The Difference Between Carpal Tunnel and Rheumatoid Arthritis

When it comes to pain associated with carpal tunnel syndrome and rheumatoid arthritis, it can be difficult to distinguish the difference between the two. Many people experience pain in their hands and wrists, but are unsure which is the culprit. Let’s take a look at what both carpal tunnel syndrome and rheumatoid arthritis are all about and the difference in the pain associated with each one.

Carpal Tunnel Syndrome

A frustrating medical condition that millions of people suffer from in this country is known as carpal tunnel syndrome. This painful condition can cause you to struggle with normal activities that require the use of your hands. In some cases, your hands and fingers may not function properly.

If you are suffering from carpal tunnel syndrome, you will often experience tingling, pain, weakness, numbness, and other symptoms in your hands and wrists only. This is a result of pressure that is placed on the median nerve in the wrist. The median nerve has several different tendons, including a carpal tunnel that leads from the wrist to the hand. When pressure is placed on this area of the nerve, the thumb and first three fingers of the hand cannot function properly.

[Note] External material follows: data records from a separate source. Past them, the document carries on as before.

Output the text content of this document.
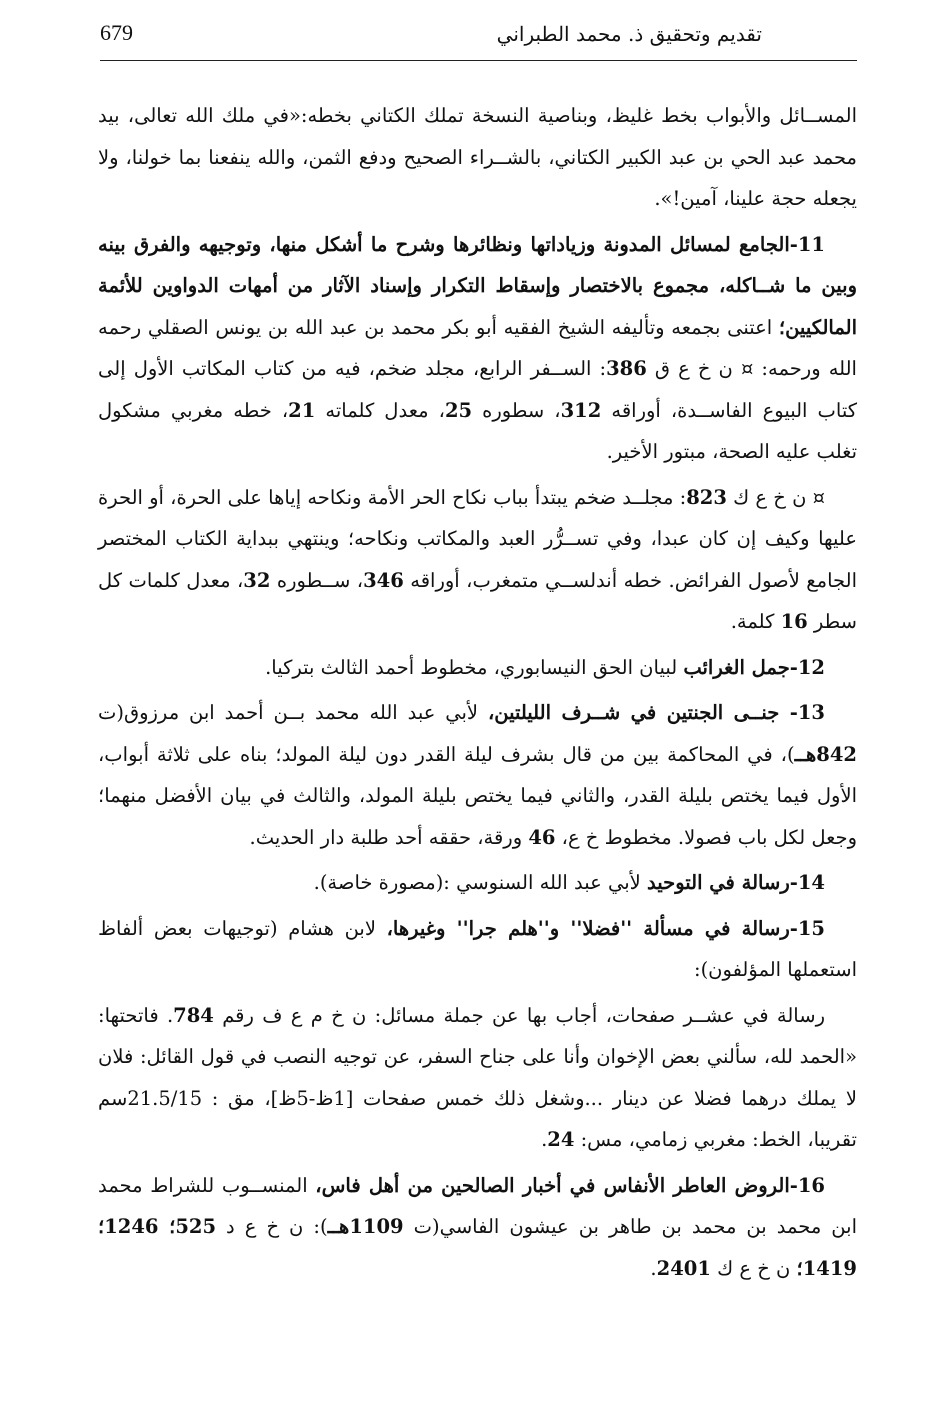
679	تقديم وتحقيق ذ. محمد الطبراني

المســائل والأبواب بخط غليظ، وبناصية النسخة تملك الكتاني بخطه:«في ملك الله تعالى، بيد محمد عبد الحي بن عبد الكبير الكتاني، بالشــراء الصحيح ودفع الثمن، والله ينفعنا بما خولنا، ولا يجعله حجة علينا، آمين!».

11-الجامع لمسائل المدونة وزياداتها ونظائرها وشرح ما أشكل منها، وتوجيهه والفرق بينه وبين ما شــاكله، مجموع بالاختصار وإسقاط التكرار وإسناد الآثار من أمهات الدواوين للأئمة المالكيين؛ اعتنى بجمعه وتأليفه الشيخ الفقيه أبو بكر محمد بن عبد الله بن يونس الصقلي رحمه الله ورحمه: ¤ ن خ ع ق 386: الســفر الرابع، مجلد ضخم، فيه من كتاب المكاتب الأول إلى كتاب البيوع الفاســدة، أوراقه 312، سطوره 25، معدل كلماته 21، خطه مغربي مشكول تغلب عليه الصحة، مبتور الأخير.

¤ ن خ ع ك 823: مجلــد ضخم يبتدأ بباب نكاح الحر الأمة ونكاحه إياها على الحرة، أو الحرة عليها وكيف إن كان عبدا، وفي تســرُّر العبد والمكاتب ونكاحه؛ وينتهي ببداية الكتاب المختصر الجامع لأصول الفرائض. خطه أندلســي متمغرب، أوراقه 346، ســطوره 32، معدل كلمات كل سطر 16 كلمة.

12-جمل الغرائب لبيان الحق النيسابوري، مخطوط أحمد الثالث بتركيا.

13- جنــى الجنتين في شــرف الليلتين، لأبي عبد الله محمد بــن أحمد ابن مرزوق(ت 842هــ)، في المحاكمة بين من قال بشرف ليلة القدر دون ليلة المولد؛ بناه على ثلاثة أبواب، الأول فيما يختص بليلة القدر، والثاني فيما يختص بليلة المولد، والثالث في بيان الأفضل منهما؛ وجعل لكل باب فصولا. مخطوط خ ع، 46 ورقة، حققه أحد طلبة دار الحديث.

14-رسالة في التوحيد لأبي عبد الله السنوسي :(مصورة خاصة).

15-رسالة في مسألة ''فضلا'' و''هلم جرا'' وغيرها، لابن هشام (توجيهات بعض ألفاظ استعملها المؤلفون):

رسالة في عشــر صفحات، أجاب بها عن جملة مسائل: ن خ م ع ف رقم 784. فاتحتها: «الحمد لله، سألني بعض الإخوان وأنا على جناح السفر، عن توجيه النصب في قول القائل: فلان لا يملك درهما فضلا عن دينار ...وشغل ذلك خمس صفحات [1ظ-5ظ]، مق : 21.5/15سم تقريبا، الخط: مغربي زمامي، مس: 24.

16-الروض العاطر الأنفاس في أخبار الصالحين من أهل فاس، المنســوب للشراط محمد ابن محمد بن محمد بن طاهر بن عيشون الفاسي(ت 1109هــ): ن خ ع د 525؛ 1246؛ 1419؛ ن خ ع ك 2401.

Often, people will complain of tingling and numbness in the hand. Activities such as holding a phone or using a steering wheel will create the tingling sensation. This sensation has been known to cause people to drop things they are holding and even wake them from sleeping. The progression of carpal tunnel syndrome is gradual. The tingling and numbness may come and go to start, but will eventually become constant.

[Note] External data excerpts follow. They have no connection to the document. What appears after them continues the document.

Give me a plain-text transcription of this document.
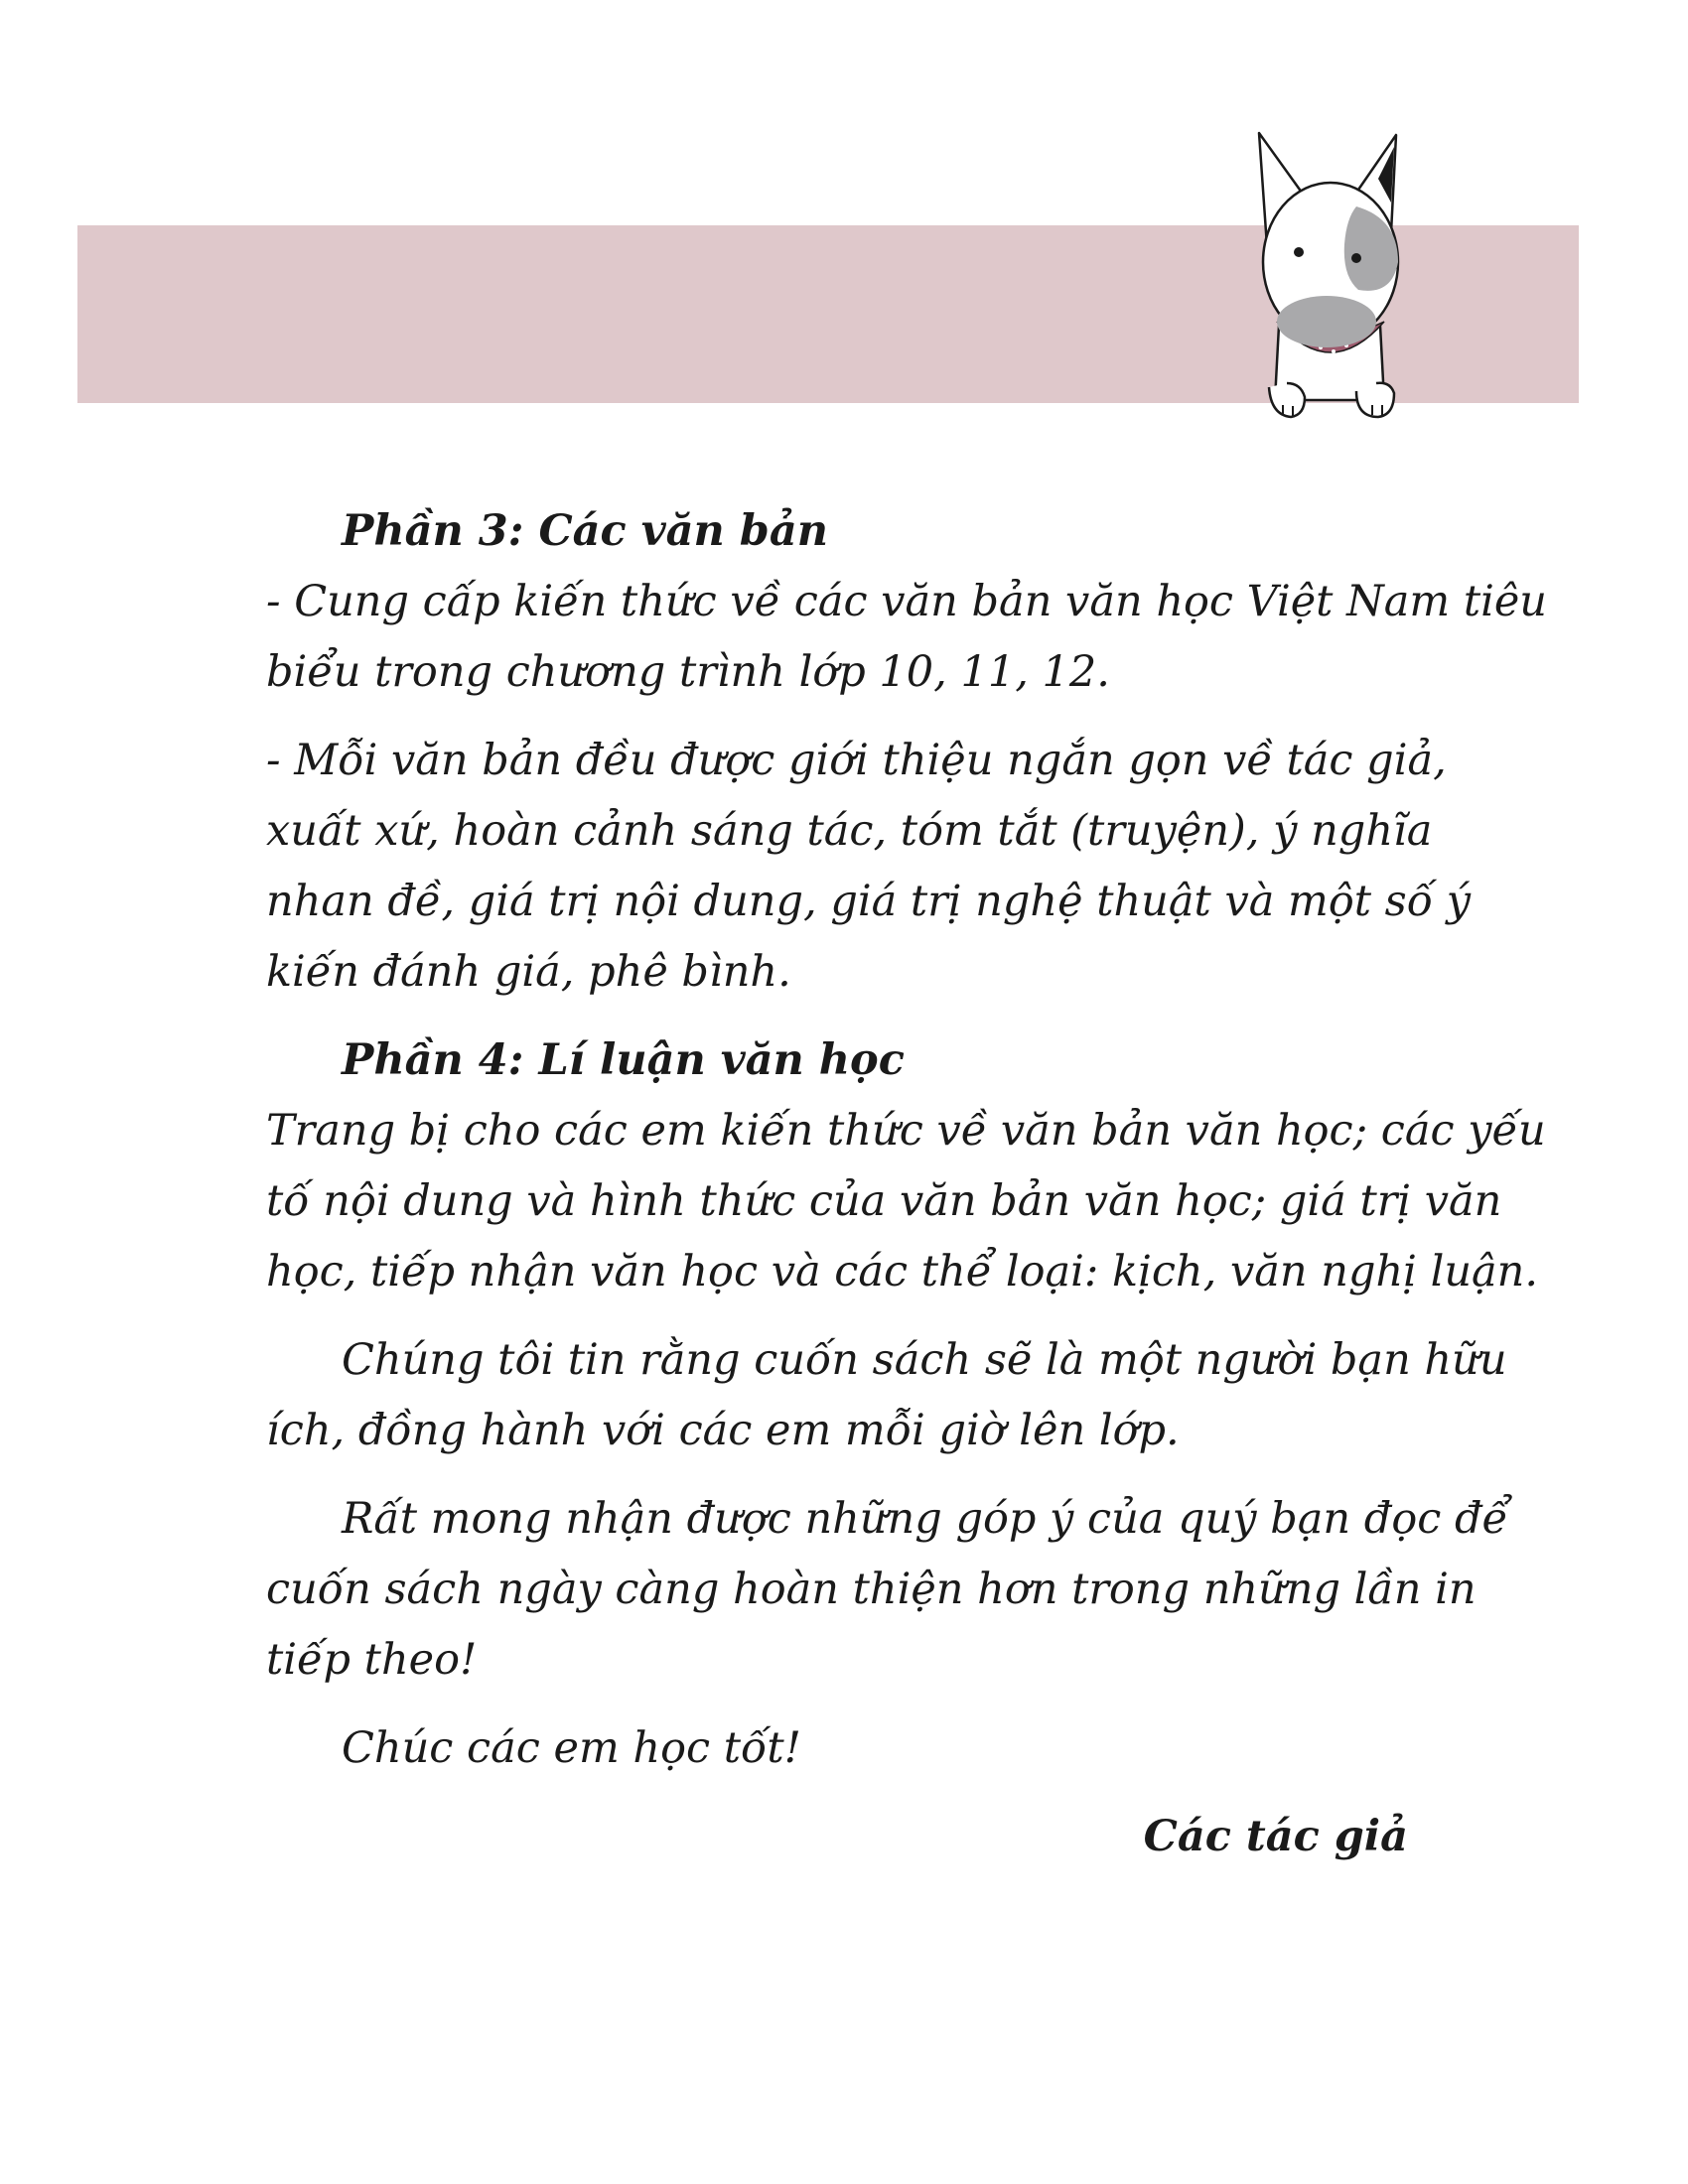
Phần 3: Các văn bản
- Cung cấp kiến thức về các văn bản văn học Việt Nam tiêu
biểu trong chương trình lớp 10, 11, 12.
- Mỗi văn bản đều được giới thiệu ngắn gọn về tác giả,
xuất xứ, hoàn cảnh sáng tác, tóm tắt (truyện), ý nghĩa
nhan đề, giá trị nội dung, giá trị nghệ thuật và một số ý
kiến đánh giá, phê bình.
Phần 4: Lí luận văn học
Trang bị cho các em kiến thức về văn bản văn học; các yếu
tố nội dung và hình thức của văn bản văn học; giá trị văn
học, tiếp nhận văn học và các thể loại: kịch, văn nghị luận.
Chúng tôi tin rằng cuốn sách sẽ là một người bạn hữu
ích, đồng hành với các em mỗi giờ lên lớp.
Rất mong nhận được những góp ý của quý bạn đọc để
cuốn sách ngày càng hoàn thiện hơn trong những lần in
tiếp theo!
Chúc các em học tốt!
Các tác giả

There are many things that can cause carpal tunnel syndrome. These include things like continually performing the same motion over and over again, pregnancy, diabetes, hypothyroidism and even rheumatoid arthritis.

Treatment for carpal tunnel syndrome can be simple or serious. You might find relief from icing the injured area, using nonsteroidal anti-inflammatory drugs, wearing a splint on your wrist and making sure to stop doing the activities that aggravate the pain. Resting your wrist is also important. When the pain becomes bad enough that it prevents you from performing daily activities, then surgery becomes an option. It is important to get a diagnosis and treatment as soon as possible.

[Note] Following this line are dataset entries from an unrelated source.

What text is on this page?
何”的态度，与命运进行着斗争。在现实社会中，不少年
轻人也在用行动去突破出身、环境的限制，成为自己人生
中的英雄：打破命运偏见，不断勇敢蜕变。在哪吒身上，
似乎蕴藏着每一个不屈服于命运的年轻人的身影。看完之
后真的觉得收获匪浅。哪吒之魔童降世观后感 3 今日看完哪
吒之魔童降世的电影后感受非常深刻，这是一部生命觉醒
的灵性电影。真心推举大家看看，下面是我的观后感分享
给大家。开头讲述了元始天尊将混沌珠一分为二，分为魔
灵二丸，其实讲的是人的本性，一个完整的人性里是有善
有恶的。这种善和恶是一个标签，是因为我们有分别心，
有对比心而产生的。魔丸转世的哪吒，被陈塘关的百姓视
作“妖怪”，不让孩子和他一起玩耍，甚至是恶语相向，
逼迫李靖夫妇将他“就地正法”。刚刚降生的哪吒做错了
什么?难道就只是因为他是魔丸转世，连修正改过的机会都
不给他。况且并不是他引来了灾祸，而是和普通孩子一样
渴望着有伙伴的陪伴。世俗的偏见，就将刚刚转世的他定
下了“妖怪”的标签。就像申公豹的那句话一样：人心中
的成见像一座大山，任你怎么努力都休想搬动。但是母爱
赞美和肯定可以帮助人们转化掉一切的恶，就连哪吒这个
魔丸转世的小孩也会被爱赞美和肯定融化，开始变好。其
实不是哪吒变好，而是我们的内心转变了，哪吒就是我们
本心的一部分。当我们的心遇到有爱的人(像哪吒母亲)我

What is Rheumatoid Arthritis?

Rheumatoid arthritis or RA, is actually an autoimmune disorder associated with chronic inflammation of the joints. Typically, RA affects your smaller joints in your hands and feet. The pain you feel with RA comes from your own immune system attacking your body’s tissue. This causes pain, stiffness and swelling in the lining of your joints. You may feel sick, tired and suffer from fevers if you are experiencing RA.

There are many specific symptoms indicative of RA. These may include: stiffness in the morning that can last for hours, swollen joints, tender joints, firm bumps of tissue under the skin of your arms, fever, fatigue and weight loss. RA can affect any and all of your joints, but typically starts with the smaller joints in your hands and feet.

The cause of RA can be difficult to determine. Anybody is subject to the disease, but doctors are not entirely able to pinpoint the root of RA. Likely, RA is caused by genetics, the environment or hormones.

Unfortunately there is no cure for RA. Treatment of RA might include drugs like nonsteroidal anti-inflammatories, steroids, antirheumatic drugs and biological agents. Other treatment options include therapy, surgery and alternative medicine. Once again, getting an early diagnosis can lead to quicker treatment and relief.

As you can see, carpal tunnel syndrome and RA have similarities, but they also have distinct differences. They both cause pain and tenderness in your hand and RA can actually lead to carpal tunnel syndrome. An important difference is that if you are suffering from RA, you will have pain in other joints of your body other than your hand. Pain from carpal tunnel syndrome is particularly distinctive in that your pinky finger will be less painful than the rest of your fingers, repetitive motion will make the pain more noticeable and it extends up your forearm.

It is also important to note that pain in your hand may not be caused by either carpal tunnel syndrome or RA. Pain in your hand or wrist could just be the result of an injury to the tendon, ligament, bone or even a nerve problem. If you are experiencing pain in your hand or wrist, you should always have it examined by a trusted medical professional for a proper diagnosis and treatment plan.

In the end, both carpal tunnel syndrome and rheumatoid arthritis do get confused for one another and it is easy to see why. They both cause uncomfortable pain in your hand and or wrist. Having a medical professional diagnose your pain is essential for receiving the proper medical treatment and having the best outcome.